Opinion: Make video streaming work for your budget
Rory Green, videographer at broadcast PR agency Shout! Communications, talks about video streaming as a valuable tool for PR campaigns and explores live streaming options for every budget.
Live streaming has made a big change to the world of PR video. It’s not a new tool, but the cost has lowered in the last 12 months.
A few years ago live streaming was relatively expensive, but thanks to the promotion of services by social media platforms such as Facebook, YouTube and Twitter, and advances in smartphone tech, costs for live streaming have fallen drastically.
Audiences are also looking to interact with video content more than ever before. Just look at how popular virtual and augmented reality is at the moment (I am looking at you Pokemon hunters!).
Ultimately, live streaming can drive interest in a campaign. Its immediacy makes viewers feel as if they are part of something, or are getting a special or exclusive insight into a product or event. Alternatively, it might show an interview with a celebrity, or just some interesting footage. Anything that makes followers feel in the know.
If you are able to integrate live video with a social media campaign – for example Tweeting questions and comments during a live stream – the audience will engage with it on a whole new level.
There are a few different ways to include live streaming in your PR campaign. for every budget and outcome.
Option 1: Free!
Everyone who owns a smartphone has the ability to livestream.

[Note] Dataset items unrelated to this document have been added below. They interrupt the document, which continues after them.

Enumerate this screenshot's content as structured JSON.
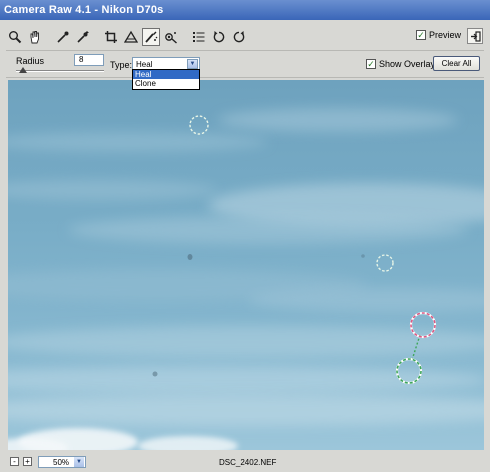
{
  "window": {
    "title": "Camera Raw 4.1  -  Nikon D70s"
  },
  "toolbar": {
    "tools": [
      "zoom-icon",
      "hand-icon",
      "white-balance-icon",
      "color-sampler-icon",
      "crop-icon",
      "straighten-icon",
      "spot-removal-icon",
      "red-eye-icon",
      "presets-icon",
      "rotate-left-icon",
      "rotate-right-icon"
    ],
    "active_tool": "spot-removal-icon",
    "preview_label": "Preview",
    "preview_checked": true
  },
  "options": {
    "radius_label": "Radius",
    "radius_value": "8",
    "type_label": "Type:",
    "type_value": "Heal",
    "type_options": [
      "Heal",
      "Clone"
    ],
    "show_overlay_label": "Show Overlay",
    "show_overlay_checked": true,
    "clear_all_label": "Clear All"
  },
  "status": {
    "zoom_out": "-",
    "zoom_in": "+",
    "zoom_value": "50%",
    "filename": "DSC_2402.NEF"
  },
  "colors": {
    "heal_target": "#e7f5e7",
    "heal_source": "#d85a84",
    "heal_link": "#3ea65a"
  }
}
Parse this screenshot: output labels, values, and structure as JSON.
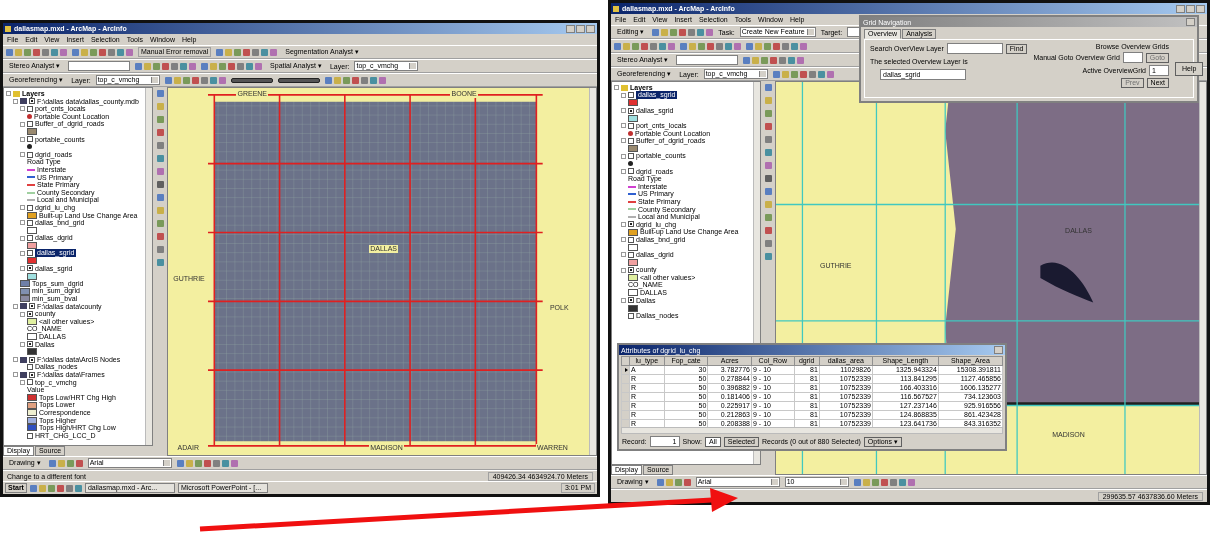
{
  "windows": [
    {
      "title": "dallasmap.mxd - ArcMap - ArcInfo",
      "menu": [
        "File",
        "Edit",
        "View",
        "Insert",
        "Selection",
        "Tools",
        "Window",
        "Help"
      ],
      "toolbars": [
        [
          {
            "kind": "icons"
          },
          {
            "kind": "icons"
          },
          {
            "kind": "button",
            "text": "Manual Error removal"
          },
          {
            "kind": "icons"
          },
          {
            "kind": "dropdown",
            "text": "Segmentation Analyst ▾"
          }
        ],
        [
          {
            "kind": "dropdown",
            "text": "Stereo Analyst ▾"
          },
          {
            "kind": "field"
          },
          {
            "kind": "icons"
          },
          {
            "kind": "icons"
          },
          {
            "kind": "dropdown",
            "text": "Spatial Analyst ▾"
          },
          {
            "kind": "label",
            "text": "Layer:"
          },
          {
            "kind": "combo",
            "text": "top_c_vmchg"
          }
        ],
        [
          {
            "kind": "dropdown",
            "text": "Georeferencing ▾"
          },
          {
            "kind": "label",
            "text": "Layer:"
          },
          {
            "kind": "combo",
            "text": "top_c_vmchg"
          },
          {
            "kind": "icons"
          },
          {
            "kind": "track"
          },
          {
            "kind": "track"
          },
          {
            "kind": "icons"
          }
        ]
      ],
      "toc": {
        "kind": "root",
        "label": "Layers",
        "children": [
          {
            "kind": "group",
            "label": "F:\\dallas data\\dallas_county.mdb",
            "checked": true,
            "selected": false,
            "children": [
              {
                "kind": "layer",
                "label": "port_cnts_locals",
                "checked": false,
                "selected": false,
                "children": [
                  {
                    "kind": "point",
                    "label": "Portable Count Location",
                    "color": "#c03030"
                  }
                ]
              },
              {
                "kind": "layer",
                "label": "Buffer_of_dgrid_roads",
                "checked": false,
                "selected": false,
                "children": [
                  {
                    "kind": "legend",
                    "color": "#9a8a70"
                  }
                ]
              },
              {
                "kind": "layer",
                "label": "portable_counts",
                "checked": false,
                "selected": false,
                "children": [
                  {
                    "kind": "point",
                    "color": "#222222"
                  }
                ]
              },
              {
                "kind": "layer",
                "label": "dgrid_roads",
                "checked": false,
                "selected": false,
                "children": [
                  {
                    "kind": "text",
                    "label": "Road Type"
                  },
                  {
                    "kind": "line",
                    "label": "Interstate",
                    "color": "#d040d0"
                  },
                  {
                    "kind": "line",
                    "label": "US Primary",
                    "color": "#3060d0"
                  },
                  {
                    "kind": "line",
                    "label": "State Primary",
                    "color": "#e04040"
                  },
                  {
                    "kind": "line",
                    "label": "County Secondary",
                    "color": "#a0d0a0"
                  },
                  {
                    "kind": "line",
                    "label": "Local and Municipal",
                    "color": "#b0b0b0"
                  }
                ]
              },
              {
                "kind": "layer",
                "label": "dgrid_lu_chg",
                "checked": false,
                "selected": false,
                "children": [
                  {
                    "kind": "legend",
                    "label": "Built-up Land Use Change Area",
                    "color": "#e0a020"
                  }
                ]
              },
              {
                "kind": "layer",
                "label": "dallas_bnd_grid",
                "checked": false,
                "selected": false,
                "children": [
                  {
                    "kind": "legend",
                    "color": "#ffffff"
                  }
                ]
              },
              {
                "kind": "layer",
                "label": "dallas_dgrid",
                "checked": false,
                "selected": false,
                "children": [
                  {
                    "kind": "legend",
                    "color": "#f0a0a0"
                  }
                ]
              },
              {
                "kind": "layer",
                "label": "dallas_sgrid",
                "checked": false,
                "selected": true,
                "children": [
                  {
                    "kind": "legend",
                    "color": "#e03030"
                  }
                ]
              },
              {
                "kind": "layer",
                "label": "dallas_sgrid",
                "checked": true,
                "selected": false,
                "children": [
                  {
                    "kind": "legend",
                    "color": "#a0e0e0"
                  }
                ]
              },
              {
                "kind": "legend",
                "label": "Tops_sum_dgrid",
                "color": "#7080a8"
              },
              {
                "kind": "legend",
                "label": "min_sum_dgrid",
                "color": "#8090b0"
              },
              {
                "kind": "legend",
                "label": "min_sum_bval",
                "color": "#8a8aa0"
              }
            ]
          },
          {
            "kind": "group",
            "label": "F:\\dallas data\\county",
            "checked": true,
            "selected": false,
            "children": [
              {
                "kind": "layer",
                "label": "county",
                "checked": true,
                "selected": false,
                "children": [
                  {
                    "kind": "legend",
                    "label": "<all other values>",
                    "color": "#e0f0a0"
                  },
                  {
                    "kind": "text",
                    "label": "CO_NAME"
                  },
                  {
                    "kind": "legend",
                    "label": "DALLAS",
                    "color": "#ffffff"
                  }
                ]
              },
              {
                "kind": "layer",
                "label": "Dallas",
                "checked": true,
                "selected": false,
                "children": [
                  {
                    "kind": "legend",
                    "color": "#333333"
                  }
                ]
              }
            ]
          },
          {
            "kind": "group",
            "label": "F:\\dallas data\\ArcIS Nodes",
            "checked": true,
            "selected": false,
            "children": [
              {
                "kind": "layer",
                "label": "Dallas_nodes",
                "checked": false,
                "selected": false
              }
            ]
          },
          {
            "kind": "group",
            "label": "F:\\dallas data\\Frames",
            "checked": true,
            "selected": false,
            "children": [
              {
                "kind": "layer",
                "label": "top_c_vmchg",
                "checked": false,
                "selected": false,
                "children": [
                  {
                    "kind": "text",
                    "label": "Value"
                  },
                  {
                    "kind": "legend",
                    "label": "Tops Low/HRT Chg High",
                    "color": "#d03030"
                  },
                  {
                    "kind": "legend",
                    "label": "Tops Lower",
                    "color": "#e0a080"
                  },
                  {
                    "kind": "legend",
                    "label": "Correspondence",
                    "color": "#f0f0d0"
                  },
                  {
                    "kind": "legend",
                    "label": "Tops Higher",
                    "color": "#a0b0e0"
                  },
                  {
                    "kind": "legend",
                    "label": "Tops High/HRT Chg Low",
                    "color": "#3050c0"
                  }
                ]
              },
              {
                "kind": "layer",
                "label": "HRT_CHG_LCC_D",
                "checked": false,
                "selected": false
              }
            ]
          }
        ]
      },
      "toc_tabs": [
        {
          "label": "Display",
          "selected": true
        },
        {
          "label": "Source",
          "selected": false
        }
      ],
      "map": {
        "kind": "grid-overview",
        "labels": [
          {
            "text": "GREENE"
          },
          {
            "text": "BOONE"
          },
          {
            "text": "GUTHRIE"
          },
          {
            "text": "DALLAS"
          },
          {
            "text": "POLK"
          },
          {
            "text": "ADAIR"
          },
          {
            "text": "MADISON"
          },
          {
            "text": "WARREN"
          }
        ]
      },
      "drawing_toolbar": {
        "label": "Drawing ▾",
        "font": "Arial"
      },
      "status": {
        "message": "Change to a different font",
        "coordinates": "409426.34  4634924.70 Meters"
      },
      "taskbar": {
        "start": "Start",
        "tasks": [
          "dallasmap.mxd - Arc...",
          "Microsoft PowerPoint - [..."
        ],
        "clock": "3:01 PM"
      }
    },
    {
      "title": "dallasmap.mxd - ArcMap - ArcInfo",
      "menu": [
        "File",
        "Edit",
        "View",
        "Insert",
        "Selection",
        "Tools",
        "Window",
        "Help"
      ],
      "toolbars": [
        [
          {
            "kind": "dropdown",
            "text": "Editing ▾"
          },
          {
            "kind": "icons"
          },
          {
            "kind": "label",
            "text": "Task:"
          },
          {
            "kind": "combo",
            "text": "Create New Feature"
          },
          {
            "kind": "label",
            "text": "Target:"
          },
          {
            "kind": "field"
          }
        ],
        [
          {
            "kind": "icons"
          },
          {
            "kind": "icons"
          },
          {
            "kind": "icons"
          }
        ],
        [
          {
            "kind": "dropdown",
            "text": "Stereo Analyst ▾"
          },
          {
            "kind": "field"
          },
          {
            "kind": "icons"
          }
        ],
        [
          {
            "kind": "dropdown",
            "text": "Georeferencing ▾"
          },
          {
            "kind": "label",
            "text": "Layer:"
          },
          {
            "kind": "combo",
            "text": "top_c_vmchg"
          },
          {
            "kind": "icons"
          }
        ]
      ],
      "toc": {
        "kind": "root",
        "label": "Layers",
        "children": [
          {
            "kind": "layer",
            "label": "dallas_sgrid",
            "checked": false,
            "selected": true,
            "children": [
              {
                "kind": "legend",
                "color": "#e03030"
              }
            ]
          },
          {
            "kind": "layer",
            "label": "dallas_sgrid",
            "checked": true,
            "selected": false,
            "children": [
              {
                "kind": "legend",
                "color": "#a0e0e0"
              }
            ]
          },
          {
            "kind": "layer",
            "label": "port_cnts_locals",
            "checked": false,
            "selected": false,
            "children": [
              {
                "kind": "point",
                "label": "Portable Count Location",
                "color": "#c03030"
              }
            ]
          },
          {
            "kind": "layer",
            "label": "Buffer_of_dgrid_roads",
            "checked": false,
            "selected": false,
            "children": [
              {
                "kind": "legend",
                "color": "#9a8a70"
              }
            ]
          },
          {
            "kind": "layer",
            "label": "portable_counts",
            "checked": false,
            "selected": false,
            "children": [
              {
                "kind": "point",
                "color": "#222222"
              }
            ]
          },
          {
            "kind": "layer",
            "label": "dgrid_roads",
            "checked": false,
            "selected": false,
            "children": [
              {
                "kind": "text",
                "label": "Road Type"
              },
              {
                "kind": "line",
                "label": "Interstate",
                "color": "#d040d0"
              },
              {
                "kind": "line",
                "label": "US Primary",
                "color": "#3060d0"
              },
              {
                "kind": "line",
                "label": "State Primary",
                "color": "#e04040"
              },
              {
                "kind": "line",
                "label": "County Secondary",
                "color": "#a0d0a0"
              },
              {
                "kind": "line",
                "label": "Local and Municipal",
                "color": "#b0b0b0"
              }
            ]
          },
          {
            "kind": "layer",
            "label": "dgrid_lu_chg",
            "checked": true,
            "selected": false,
            "children": [
              {
                "kind": "legend",
                "label": "Built-up Land Use Change Area",
                "color": "#e0a020"
              }
            ]
          },
          {
            "kind": "layer",
            "label": "dallas_bnd_grid",
            "checked": false,
            "selected": false,
            "children": [
              {
                "kind": "legend",
                "color": "#ffffff"
              }
            ]
          },
          {
            "kind": "layer",
            "label": "dallas_dgrid",
            "checked": false,
            "selected": false,
            "children": [
              {
                "kind": "legend",
                "color": "#f0a0a0"
              }
            ]
          },
          {
            "kind": "layer",
            "label": "county",
            "checked": true,
            "selected": false,
            "children": [
              {
                "kind": "legend",
                "label": "<all other values>",
                "color": "#e0f0a0"
              },
              {
                "kind": "text",
                "label": "CO_NAME"
              },
              {
                "kind": "legend",
                "label": "DALLAS",
                "color": "#ffffff"
              }
            ]
          },
          {
            "kind": "layer",
            "label": "Dallas",
            "checked": true,
            "selected": false,
            "children": [
              {
                "kind": "legend",
                "color": "#333333"
              }
            ]
          },
          {
            "kind": "layer",
            "label": "Dallas_nodes",
            "checked": false,
            "selected": false
          }
        ]
      },
      "toc_tabs": [
        {
          "label": "Display",
          "selected": true
        },
        {
          "label": "Source",
          "selected": false
        }
      ],
      "map": {
        "kind": "zoomed-grid",
        "labels": [
          {
            "text": "GUTHRIE"
          },
          {
            "text": "DALLAS"
          },
          {
            "text": "MADISON"
          }
        ]
      },
      "drawing_toolbar": {
        "label": "Drawing ▾",
        "font": "Arial",
        "size": "10"
      },
      "status": {
        "coordinates": "299635.57  4637836.60 Meters"
      },
      "dialog": {
        "title": "Grid Navigation",
        "tabs": [
          {
            "label": "Overview",
            "selected": true
          },
          {
            "label": "Analysis",
            "selected": false
          }
        ],
        "search_label": "Search OverView Layer",
        "find": "Find",
        "browse_label": "Browse Overview Grids",
        "goto_label": "Manual Goto Overview Grid",
        "goto": "Goto",
        "active_label": "Active OverviewGrid",
        "active_value": "1",
        "help": "Help",
        "selected_label": "The selected Overview Layer is",
        "selected_value": "dallas_sgrid",
        "prev": "Prev",
        "next": "Next"
      },
      "attribute_table": {
        "title": "Attributes of dgrid_lu_chg",
        "columns": [
          "lu_type",
          "Fop_cate",
          "Acres",
          "Col_Row",
          "dgrid",
          "dallas_area",
          "Shape_Length",
          "Shape_Area"
        ],
        "rows": [
          [
            "A",
            "30",
            "3.782776",
            "9 - 10",
            "81",
            "11029826",
            "1325.943324",
            "15308.391811"
          ],
          [
            "R",
            "50",
            "0.278844",
            "9 - 10",
            "81",
            "10752339",
            "113.841295",
            "1127.465856"
          ],
          [
            "R",
            "50",
            "0.396882",
            "9 - 10",
            "81",
            "10752339",
            "166.403316",
            "1606.135277"
          ],
          [
            "R",
            "50",
            "0.181406",
            "9 - 10",
            "81",
            "10752339",
            "116.567527",
            "734.123603"
          ],
          [
            "R",
            "50",
            "0.225917",
            "9 - 10",
            "81",
            "10752339",
            "127.237146",
            "925.916556"
          ],
          [
            "R",
            "50",
            "0.212863",
            "9 - 10",
            "81",
            "10752339",
            "124.868835",
            "861.423428"
          ],
          [
            "R",
            "50",
            "0.208388",
            "9 - 10",
            "81",
            "10752339",
            "123.641736",
            "843.316352"
          ]
        ],
        "record_label": "Record:",
        "record": "1",
        "show_label": "Show:",
        "show_options": [
          {
            "label": "All",
            "selected": true
          },
          {
            "label": "Selected",
            "selected": false
          }
        ],
        "summary": "Records (0 out of 880 Selected)",
        "options": "Options ▾"
      }
    }
  ]
}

Using a phone’s camera and free apps like Facebook or Periscope, users are able to broadcast to the world.
This is a quick, convenient and cost effective way to live stream. For a glossier, more professional feel there are other options.
Option 2: From £1,000
The next step up involves a professional camera crew – so the overall video will look slicker. Footage is streamed via a video encoder to YouTube or similar. You only have one camera (a multi camera shoot and a mixing desk will not work at this basic level) which means you only have the one shot, but it’s a good compromise of budget and quality.
Another benefit to this option, over the free social media method, is that you can record for longer. As you are recording on professional cameras, you are also able to simultaneously record what you are streaming to a memory card. This means you can put the whole recording onto a website, or take clips for social media.
Option 3: £2,000 plus
At the top end of the price scale would be an outside broadcast involving multi cameras and a mixing desk. Changing shot makes the output a lot more interesting for the audience. This sort of production is more akin to a television programme. The expense is greater, but the outcome is more professional and perhaps better suited to a more corporate audience.
For example, I was on the team at Shout! Communications when the agency supported P&O Cruises‘ latest ship launch, Britannia. This included live streaming footage of the naming ceremony to the company’s fleet of ships, wherever they were around the world. Most were at sea, so we used a satellite truck for streaming.
- Before joining Shout! Communications, Rory Green worked as an assistant video producer for law firm Simmons & Simmons. He has more than eight years of videography experience.